An older criterion which has somewhat fallen out of fashion is the deviance information criterion of Spiegelhalter et al. (2002). It is defined as \[\begin{align*} \mathsf{DIC} = -2 \ell(\widetilde{\boldsymbol{\theta}}) + 2 p_D \end{align*}\] where \(p_D\) is the posterior expectation of the deviance relative to the point estimator of the parameter \(\widetilde{\boldsymbol{\theta}}\) (e.g., the maximum a posteriori or the posterior mean) \[\begin{align*} p_D = \mathsf{E}\{D(\boldsymbol{\theta}, \widetilde{\boldsymbol{\theta}}) \mid \boldsymbol{y}\}= \int 2 \{ \ell(\widetilde{\boldsymbol{\theta}}) - \ell(\boldsymbol{\theta})\} f(\boldsymbol{\theta} \mid \boldsymbol{y} \mathrm{d} \boldsymbol{\theta} \end{align*}\] The DIC can be easily evaluated by keeping track of the log likelihood evaluated at each posterior draw from a Markov chain Monte Carlo algorithm. The penalty term \(p_D\) is however not invariant to reparametrizations. Assuming we can derive a multivariate Gaussian approximation to the MLE under suitable regularity conditions, the \(\mathsf{DIC}\) is equivalent in large samples to \(\mathsf{AIC}.\) The \(\mathsf{DIC}\) is considered by many authors as not being a Bayesian procedure; see Spiegelhalter et al. (2014) and the discussion therein.

Example 7.1 (Information criteria for smartwatch and Bayesian LASSO) For the smartwatch model, we get a value of 3.07 for the complex model and 4.5: this suggests an improvement in using individual-specific effects.

#' WAIC
#' @param loglik_pt B by n matrix of pointwise log likelihood
WAIC <- function(loglik_pt){
  -mean(apply(loglik_pt, 2, mean)) +  mean(apply(loglik_pt, 2, var))
}

We can also look at the predictive performance. For the diabetes data application with the Bayesian LASSO with fixed \(\lambda,\) the predictive performance is a trade-off between the effective number of parameter (with larger penalties translating into smaller number of parameters) and the goodness-of-fit. Figure 7.4 shows that the decrease in predictive performance is severe when estimates are shrunk towards 0, but the model performs equally well for small penalties.

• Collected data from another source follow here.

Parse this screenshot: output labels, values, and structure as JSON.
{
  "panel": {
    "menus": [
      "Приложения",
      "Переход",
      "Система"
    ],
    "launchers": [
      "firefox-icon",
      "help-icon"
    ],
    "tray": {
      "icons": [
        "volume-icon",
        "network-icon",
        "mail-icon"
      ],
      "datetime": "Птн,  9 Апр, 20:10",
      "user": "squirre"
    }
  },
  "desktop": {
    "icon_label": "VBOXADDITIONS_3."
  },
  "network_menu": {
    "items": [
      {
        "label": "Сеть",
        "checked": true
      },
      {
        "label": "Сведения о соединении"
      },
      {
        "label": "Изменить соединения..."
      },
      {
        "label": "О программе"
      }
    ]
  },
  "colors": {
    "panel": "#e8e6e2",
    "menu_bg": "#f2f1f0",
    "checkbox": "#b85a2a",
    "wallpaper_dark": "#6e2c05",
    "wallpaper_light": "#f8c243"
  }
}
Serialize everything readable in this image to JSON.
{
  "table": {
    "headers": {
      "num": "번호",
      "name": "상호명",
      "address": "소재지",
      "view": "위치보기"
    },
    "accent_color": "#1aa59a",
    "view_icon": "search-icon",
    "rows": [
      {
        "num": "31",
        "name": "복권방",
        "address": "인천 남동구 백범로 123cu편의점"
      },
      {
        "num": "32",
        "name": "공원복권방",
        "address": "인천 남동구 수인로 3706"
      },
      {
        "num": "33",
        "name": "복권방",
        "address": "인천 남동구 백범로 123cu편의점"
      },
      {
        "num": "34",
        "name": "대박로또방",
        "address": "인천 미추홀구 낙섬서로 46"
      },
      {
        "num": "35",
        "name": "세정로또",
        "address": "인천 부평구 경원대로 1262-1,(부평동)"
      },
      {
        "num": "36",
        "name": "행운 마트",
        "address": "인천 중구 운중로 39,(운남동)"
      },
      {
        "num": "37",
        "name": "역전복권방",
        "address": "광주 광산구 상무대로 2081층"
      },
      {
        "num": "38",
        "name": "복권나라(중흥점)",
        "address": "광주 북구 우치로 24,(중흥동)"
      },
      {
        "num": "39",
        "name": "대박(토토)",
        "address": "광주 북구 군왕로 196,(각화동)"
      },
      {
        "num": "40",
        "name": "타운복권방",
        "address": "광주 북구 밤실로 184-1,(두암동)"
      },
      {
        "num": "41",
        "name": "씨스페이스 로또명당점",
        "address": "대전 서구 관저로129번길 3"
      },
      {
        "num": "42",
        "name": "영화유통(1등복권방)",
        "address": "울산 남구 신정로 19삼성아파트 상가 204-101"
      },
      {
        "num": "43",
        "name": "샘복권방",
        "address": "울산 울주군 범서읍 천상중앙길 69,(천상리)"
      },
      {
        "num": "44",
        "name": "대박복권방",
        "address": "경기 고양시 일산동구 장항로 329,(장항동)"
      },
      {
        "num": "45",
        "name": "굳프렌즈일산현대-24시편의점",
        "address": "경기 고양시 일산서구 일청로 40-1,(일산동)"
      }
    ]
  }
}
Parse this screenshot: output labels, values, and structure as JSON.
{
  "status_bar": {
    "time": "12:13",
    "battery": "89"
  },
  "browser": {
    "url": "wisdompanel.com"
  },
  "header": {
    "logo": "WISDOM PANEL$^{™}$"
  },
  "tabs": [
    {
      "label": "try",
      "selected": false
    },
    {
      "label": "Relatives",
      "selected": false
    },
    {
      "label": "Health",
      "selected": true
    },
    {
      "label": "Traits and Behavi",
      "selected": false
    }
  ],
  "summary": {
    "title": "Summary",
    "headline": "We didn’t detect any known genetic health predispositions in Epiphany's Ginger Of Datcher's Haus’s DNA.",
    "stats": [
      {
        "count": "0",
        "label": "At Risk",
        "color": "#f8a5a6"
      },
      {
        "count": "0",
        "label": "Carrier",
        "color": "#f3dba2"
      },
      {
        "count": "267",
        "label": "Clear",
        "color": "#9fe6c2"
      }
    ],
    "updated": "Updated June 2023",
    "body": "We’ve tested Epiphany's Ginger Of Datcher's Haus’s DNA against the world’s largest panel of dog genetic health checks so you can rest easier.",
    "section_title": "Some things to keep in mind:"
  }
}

Figure 7.4: Widely applicable information criterion for the Bayesian LASSO problem fitted to the diabetes data, as a function of the penalty \(\lambda.\)

Ideally, one would measure the predictive performance using the leave-one-out predictive distribution for observation \(i\) given all the rest, \(p(y_i \mid \boldsymbol{y}_{-i}),\) to avoid double dipping — the latter is computationally intractable because it would require running \(n\) Markov chains with \(n-1\) observations each, but we can get a good approximation using importance sampling. The loo package uses this with generalized Pareto smoothing to avoid overly large weights.

Once we have the collection of estimated \(p(y_i \mid \boldsymbol{y}_{-i}),\) we can assess the probability level of each observation. This gives us a set of values which should be approximately uniform if the model was perfectly calibrated. The probability of seeing an outcome as extreme as \(y_i\) can be obtained by simulating draws from the posterior predictive given \(\boldsymbol{y}_{-i}\) and computing the scaled rank of the original observation. Values close to zero or one may indicate outliers.

Figure 7.5: Quantile-quantile plots based on leave-one-out cross validation for model for the Poisson hierarchical model with the individual random effects (left) and without (right).